Here are some of the counterarguments in support of sponsored tweets…

  • If people want to risk their reputation and trust from their followers, that should be their decision.
  • Rather than having any company sponsor any tweeter, Sponsored Tweets will let tweeters choose to sponsor the brands and products that they find valuable, and would promote anyway.  “ I want less sponsored tweets with higher quality tweeters.” -Ted Murphy
  • All tweets through Sponsored Tweets must comply with the ethical standards set forth by the “Disclosure Engine“.
  • If you don’t want to see sponsored tweets, there are already tools available that will allow you to automatically block people who post sponsored tweets.
  • The tweets are completely customizable, so can promote however they want.  They can be paid based on clicks or based on tweets.
  • “People act like this is new. It’s not. We r just being open about it. Happens every day w/ big names, you just think it’s organic.Ted Murphy
  • Ted also calls out Mashable on posting “sponsored tweets”.  This is an interesting comparison worth considering.

There are many more, but that’s a good deal of it.

The allure of Sponsored Tweets is immediately apparent when you check out the site.  They feature celebrity tweeters and prominent web champions who are already using the service and have shared in video or in interviews why they support it. Many people have invested a lot of time into twitter, and not everyone is completely convinced that their time was well spent.  The idea of getting a return for their time seems very attractive.

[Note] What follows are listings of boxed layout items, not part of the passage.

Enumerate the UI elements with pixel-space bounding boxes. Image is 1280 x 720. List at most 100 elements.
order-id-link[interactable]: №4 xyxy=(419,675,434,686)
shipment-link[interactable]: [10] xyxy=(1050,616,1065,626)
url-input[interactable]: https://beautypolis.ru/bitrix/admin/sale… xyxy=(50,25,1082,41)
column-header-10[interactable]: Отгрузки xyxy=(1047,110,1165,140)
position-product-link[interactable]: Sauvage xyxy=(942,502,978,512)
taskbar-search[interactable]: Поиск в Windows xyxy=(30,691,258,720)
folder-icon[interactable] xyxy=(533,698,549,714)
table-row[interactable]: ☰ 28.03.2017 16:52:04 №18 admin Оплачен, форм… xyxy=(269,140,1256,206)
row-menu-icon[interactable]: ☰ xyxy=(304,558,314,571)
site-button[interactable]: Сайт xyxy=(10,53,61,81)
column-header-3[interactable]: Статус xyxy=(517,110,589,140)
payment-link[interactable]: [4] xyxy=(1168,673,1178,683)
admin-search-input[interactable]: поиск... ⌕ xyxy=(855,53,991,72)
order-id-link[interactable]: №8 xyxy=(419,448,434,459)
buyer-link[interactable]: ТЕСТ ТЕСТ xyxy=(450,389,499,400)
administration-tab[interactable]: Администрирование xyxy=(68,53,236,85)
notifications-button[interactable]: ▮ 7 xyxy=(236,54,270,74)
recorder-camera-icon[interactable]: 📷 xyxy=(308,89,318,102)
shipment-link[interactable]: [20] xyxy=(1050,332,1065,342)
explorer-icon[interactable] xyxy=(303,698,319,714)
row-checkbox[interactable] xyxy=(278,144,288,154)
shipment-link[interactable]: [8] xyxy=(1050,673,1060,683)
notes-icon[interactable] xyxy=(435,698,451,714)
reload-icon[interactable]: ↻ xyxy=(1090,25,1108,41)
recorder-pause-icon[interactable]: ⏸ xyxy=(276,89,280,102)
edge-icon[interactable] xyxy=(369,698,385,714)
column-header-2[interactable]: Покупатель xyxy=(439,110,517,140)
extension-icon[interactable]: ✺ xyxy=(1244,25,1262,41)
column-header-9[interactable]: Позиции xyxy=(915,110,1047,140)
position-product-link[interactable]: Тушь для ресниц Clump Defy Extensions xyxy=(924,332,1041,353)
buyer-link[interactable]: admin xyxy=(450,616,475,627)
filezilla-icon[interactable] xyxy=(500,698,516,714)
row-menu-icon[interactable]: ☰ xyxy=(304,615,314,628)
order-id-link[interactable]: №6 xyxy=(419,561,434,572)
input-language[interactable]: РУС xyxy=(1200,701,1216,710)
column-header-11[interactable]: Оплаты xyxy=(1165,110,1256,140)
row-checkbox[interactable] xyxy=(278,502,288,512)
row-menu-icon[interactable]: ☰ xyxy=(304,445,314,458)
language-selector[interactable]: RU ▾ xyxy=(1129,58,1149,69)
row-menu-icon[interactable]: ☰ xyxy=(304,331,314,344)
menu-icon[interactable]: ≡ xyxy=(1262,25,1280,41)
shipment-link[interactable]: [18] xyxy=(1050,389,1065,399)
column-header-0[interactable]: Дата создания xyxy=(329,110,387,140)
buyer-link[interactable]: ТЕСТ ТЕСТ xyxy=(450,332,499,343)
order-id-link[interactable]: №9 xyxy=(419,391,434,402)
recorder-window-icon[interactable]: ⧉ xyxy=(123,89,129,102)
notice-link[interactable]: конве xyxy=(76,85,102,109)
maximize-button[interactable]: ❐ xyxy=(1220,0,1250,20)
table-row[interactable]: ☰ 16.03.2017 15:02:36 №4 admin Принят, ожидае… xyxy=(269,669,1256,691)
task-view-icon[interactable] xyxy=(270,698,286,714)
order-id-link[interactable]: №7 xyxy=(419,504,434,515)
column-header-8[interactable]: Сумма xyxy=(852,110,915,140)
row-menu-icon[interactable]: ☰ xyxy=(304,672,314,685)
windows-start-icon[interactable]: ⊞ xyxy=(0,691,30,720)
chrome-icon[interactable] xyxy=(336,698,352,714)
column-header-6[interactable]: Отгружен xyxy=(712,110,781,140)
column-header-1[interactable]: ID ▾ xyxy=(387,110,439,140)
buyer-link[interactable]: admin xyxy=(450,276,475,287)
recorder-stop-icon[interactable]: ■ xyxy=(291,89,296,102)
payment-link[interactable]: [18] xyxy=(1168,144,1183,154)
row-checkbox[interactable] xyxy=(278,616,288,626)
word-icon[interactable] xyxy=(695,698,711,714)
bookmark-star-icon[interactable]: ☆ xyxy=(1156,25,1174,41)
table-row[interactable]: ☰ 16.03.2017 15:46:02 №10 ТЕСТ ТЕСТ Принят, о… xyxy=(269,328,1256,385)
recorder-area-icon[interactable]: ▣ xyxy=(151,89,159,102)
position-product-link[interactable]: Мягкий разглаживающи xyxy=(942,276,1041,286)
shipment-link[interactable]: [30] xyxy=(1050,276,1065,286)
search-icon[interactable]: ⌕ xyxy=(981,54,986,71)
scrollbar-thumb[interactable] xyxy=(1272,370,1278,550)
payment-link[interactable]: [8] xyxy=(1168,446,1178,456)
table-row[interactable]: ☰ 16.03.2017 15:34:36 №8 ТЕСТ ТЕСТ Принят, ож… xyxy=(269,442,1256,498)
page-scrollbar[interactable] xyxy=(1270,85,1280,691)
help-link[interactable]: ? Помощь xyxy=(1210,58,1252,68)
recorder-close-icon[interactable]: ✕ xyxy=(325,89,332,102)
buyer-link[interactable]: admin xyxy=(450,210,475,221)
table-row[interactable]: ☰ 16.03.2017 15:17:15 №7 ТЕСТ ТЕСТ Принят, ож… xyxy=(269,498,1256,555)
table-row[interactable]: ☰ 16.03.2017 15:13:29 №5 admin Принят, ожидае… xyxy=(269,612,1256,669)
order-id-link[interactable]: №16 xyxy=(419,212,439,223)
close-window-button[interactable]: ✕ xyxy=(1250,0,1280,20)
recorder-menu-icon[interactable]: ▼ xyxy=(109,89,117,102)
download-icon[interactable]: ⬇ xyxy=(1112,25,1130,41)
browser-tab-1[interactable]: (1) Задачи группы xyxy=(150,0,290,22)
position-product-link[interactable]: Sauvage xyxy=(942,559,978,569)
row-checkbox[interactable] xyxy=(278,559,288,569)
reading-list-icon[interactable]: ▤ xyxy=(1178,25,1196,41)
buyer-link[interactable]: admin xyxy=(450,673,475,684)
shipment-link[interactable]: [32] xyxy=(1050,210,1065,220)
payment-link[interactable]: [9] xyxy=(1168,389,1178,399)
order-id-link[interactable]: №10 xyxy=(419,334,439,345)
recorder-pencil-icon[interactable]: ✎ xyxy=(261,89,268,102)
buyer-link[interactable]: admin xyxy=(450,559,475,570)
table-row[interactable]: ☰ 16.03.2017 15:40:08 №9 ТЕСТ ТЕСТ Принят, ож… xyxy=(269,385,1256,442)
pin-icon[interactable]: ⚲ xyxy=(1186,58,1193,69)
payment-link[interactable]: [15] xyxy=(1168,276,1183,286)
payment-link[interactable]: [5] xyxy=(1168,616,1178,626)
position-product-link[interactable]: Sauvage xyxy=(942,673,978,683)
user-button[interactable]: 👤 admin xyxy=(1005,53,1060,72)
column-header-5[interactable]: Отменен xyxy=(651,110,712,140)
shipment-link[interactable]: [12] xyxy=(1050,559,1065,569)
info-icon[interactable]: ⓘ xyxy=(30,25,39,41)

But while a few are showing their support for the service, a great deal have already started to put their foot down, claiming that they’ll unfollow anyone who posts sponsored tweets.

My thoughts…

While I respect what Ted is trying to do, I don’t think Sponsored Tweets will work out.  I think that because people are claiming “word-of-mouth” is the best way to market, companies would rather pay money to create it quickly, than take the time and effort to build a community that fosters word-of-mouth.

This just isn’t what twitter is about.  Twitter created a place where instead of receiving recommendations from just a few friends and family, you can tap into vast networks of people who have been in your position, and are willing to offer their advice.  When companies try to force themselves into that conversation, it loses its value.

If we wanted to see a message that a company pays to put in front of us, we’ll watch a commercial. We look to our friends and relationships to offer advice, and trust them because the brand isn’t present.

Force the brand into the conversation, and the conversation will just move again…

I’m trying to keep an open mind.  What are your thoughts?